Let's focus, on this occasion, on 'Killing Machine'. The album begins with the powerful Delivering the Goods, marked by Rob Halford's aggressive vocals, in continuous alternation of highs and lows, and the guitars of Glenn Tipton and K.K. Downing: A piece with a cohesive structure that has the continuous sonic wall created by the group as its distinctive feature. The following track, Rock Forever, is characterized by a hard rock guitar riff, well supported by Ian Hill's bass and Les Binks' excellent drumming, in his last appearance on record with the group: the piece is catchy, with a pop-like structure, and Halford alternates his proverbial highs with almost spoken parts. Evening Star is a soft/hard track that, in the typical style of Judas Priest, echoes the teachings of the early Led Zeppelin, with an easily memorable melody suitable for radio audiences, whom the Priest never despised; the central solo is also excellent, with the two lead guitars alternating with each other.

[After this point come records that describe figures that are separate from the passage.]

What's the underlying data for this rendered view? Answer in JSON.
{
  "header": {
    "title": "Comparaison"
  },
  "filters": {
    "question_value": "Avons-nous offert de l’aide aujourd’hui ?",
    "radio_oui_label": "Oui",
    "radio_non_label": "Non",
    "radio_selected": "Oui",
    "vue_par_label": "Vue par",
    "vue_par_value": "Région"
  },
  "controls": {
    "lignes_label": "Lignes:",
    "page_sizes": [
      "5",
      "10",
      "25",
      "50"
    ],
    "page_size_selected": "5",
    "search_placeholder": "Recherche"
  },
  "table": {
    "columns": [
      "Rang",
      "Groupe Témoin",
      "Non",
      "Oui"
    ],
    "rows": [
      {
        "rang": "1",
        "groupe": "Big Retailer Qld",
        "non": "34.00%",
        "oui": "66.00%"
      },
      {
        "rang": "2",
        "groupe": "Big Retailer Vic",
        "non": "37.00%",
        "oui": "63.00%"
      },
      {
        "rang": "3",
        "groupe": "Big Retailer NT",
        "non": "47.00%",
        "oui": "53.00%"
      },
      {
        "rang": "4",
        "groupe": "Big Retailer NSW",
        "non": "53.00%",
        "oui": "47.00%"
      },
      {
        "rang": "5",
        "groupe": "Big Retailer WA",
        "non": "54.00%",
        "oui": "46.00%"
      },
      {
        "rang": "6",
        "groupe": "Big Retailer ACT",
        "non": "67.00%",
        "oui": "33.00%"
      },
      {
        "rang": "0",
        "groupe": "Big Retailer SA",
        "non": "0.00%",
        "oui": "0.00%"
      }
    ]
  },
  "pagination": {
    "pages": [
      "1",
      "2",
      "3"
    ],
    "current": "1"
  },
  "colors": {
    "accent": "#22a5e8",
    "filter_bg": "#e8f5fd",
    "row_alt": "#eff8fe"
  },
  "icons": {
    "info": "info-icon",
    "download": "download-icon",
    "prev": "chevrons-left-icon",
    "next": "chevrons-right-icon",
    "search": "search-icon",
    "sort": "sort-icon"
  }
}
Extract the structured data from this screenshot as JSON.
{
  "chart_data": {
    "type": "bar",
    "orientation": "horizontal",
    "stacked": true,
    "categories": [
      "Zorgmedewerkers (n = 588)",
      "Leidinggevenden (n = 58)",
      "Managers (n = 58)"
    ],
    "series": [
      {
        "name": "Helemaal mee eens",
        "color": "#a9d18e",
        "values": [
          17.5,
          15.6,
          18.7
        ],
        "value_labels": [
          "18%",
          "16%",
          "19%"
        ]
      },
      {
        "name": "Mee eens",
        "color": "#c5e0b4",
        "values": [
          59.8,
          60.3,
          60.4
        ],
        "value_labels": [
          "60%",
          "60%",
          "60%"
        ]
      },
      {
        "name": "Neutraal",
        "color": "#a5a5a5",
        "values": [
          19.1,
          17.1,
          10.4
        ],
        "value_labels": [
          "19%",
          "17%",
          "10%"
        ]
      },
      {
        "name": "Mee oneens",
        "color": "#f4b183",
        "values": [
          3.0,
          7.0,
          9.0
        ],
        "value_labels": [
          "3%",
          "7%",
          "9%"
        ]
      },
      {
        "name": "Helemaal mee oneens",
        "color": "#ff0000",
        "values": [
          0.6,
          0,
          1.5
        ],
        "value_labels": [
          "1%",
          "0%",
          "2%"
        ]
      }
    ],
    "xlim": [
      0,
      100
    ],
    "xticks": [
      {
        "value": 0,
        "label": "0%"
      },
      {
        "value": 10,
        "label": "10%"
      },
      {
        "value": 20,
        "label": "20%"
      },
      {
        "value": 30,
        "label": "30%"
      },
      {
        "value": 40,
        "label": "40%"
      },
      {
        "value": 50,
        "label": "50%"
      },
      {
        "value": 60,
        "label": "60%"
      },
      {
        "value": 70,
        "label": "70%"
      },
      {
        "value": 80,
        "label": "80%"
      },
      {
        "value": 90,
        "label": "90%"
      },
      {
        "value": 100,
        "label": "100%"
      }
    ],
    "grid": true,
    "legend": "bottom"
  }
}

Harder territories, close to the sounds of the contemporary 'Stained Class', are explored by Hell Bent for Leather, with a very tight rhythm section and unusually low vocals, where Halford showcases great versatility and dramatic ability. Take on the World, almost the Priest's answer to Queen's We will Rock, is a track explicitly intended for live performances, with an alternation of solo voice and choirs, supported by an almost martial drumbeat, allowing listeners to identify with the singer and follow the band. The following songs form the heart of the album, which, far from showing any drop in tension, demonstrates its qualitative peak here: Burnin' Up, introduced by some sinister synthesizers, benefits from a series of supersonic riffs that explode in the pressing chorus, with Halford in splendid form: the central break is excellent, where the rhythms seem to slow down, the drums continuously vary the rhythms, and the singer lingers in his atypical spoken parts until the central solo. The Green Manalishi (originally included only in the American vinyl but now present in the CD edition), a Fleetwood Mac cover, denounces the group's influences and at the same time reveals the Priest's discontinuity from tradition: hard blues is revisited with an essential technique, where no note is wasted, and, above all, with a new attitude, not found in other bands of the '70s: a concise and complacent expository violence, with an almost kitsch and aestheticizing trait, unlike the punk nihilism emerging in those years, it is already heading towards the hedonism of the '80s, of which the Priest will be heralds in the hard and metal domain.
The following Killing Machine reprises the dynamics of Burnin' Up, with Halford's almost gasping singing and the guitars executing tight lines: a very brief break introduces the central solo, with markedly heavy evolution. Runnin' Wild is a fast ride in purely heavy metal territories, a forerunner of many Iron Maiden pieces, though less pompous and intricate, and close to Motörhead, although played and executed with more class (but less brutality) than Ian "Lemmy" Kilmister's band. Before the Dawn is an acoustic ballad, with a melancholic flavor, where Halford's singing is particularly mournful: the melody and the composure with which the group, accustomed to other sounds, accompanies the lead voice without unnecessary burdens that sometimes afflict similar pieces is splendid, and the central guitar solo is excellent, in tune with the spleen felt when listening to the song. The concluding Evil Fantasies is a syncopated hard/heavy track, with a particularly intense central theme, where the group portrays at the peak of form the latent violence typical of the album and the themes covered in the lyrics.
The CD edition, besides offering a live version of Riding on the Wind, also presents an unreleased studio track, Fight for Your Life, which is nothing less than a primitive version of Rock Hard Ride Free, contained in the subsequent 'Defenders of the Faith' (1984): a splendid piece, inexplicably excluded from the album, far superior to the version made in the '80s (with a different chorus), which marks particularly sharply the crossover practiced in the '70s by the Priest: hard & heavy united in the same song, a bridge between past and future.
In conclusion, it is an excellent effort: different from 'Stained Class', perhaps less uniform and more open to contamination between genres, 'Killing Machine' is an album recommended for all those who love hard rock, where the feeling within the group emerges much more than in the more refined (and artificial) subsequent productions.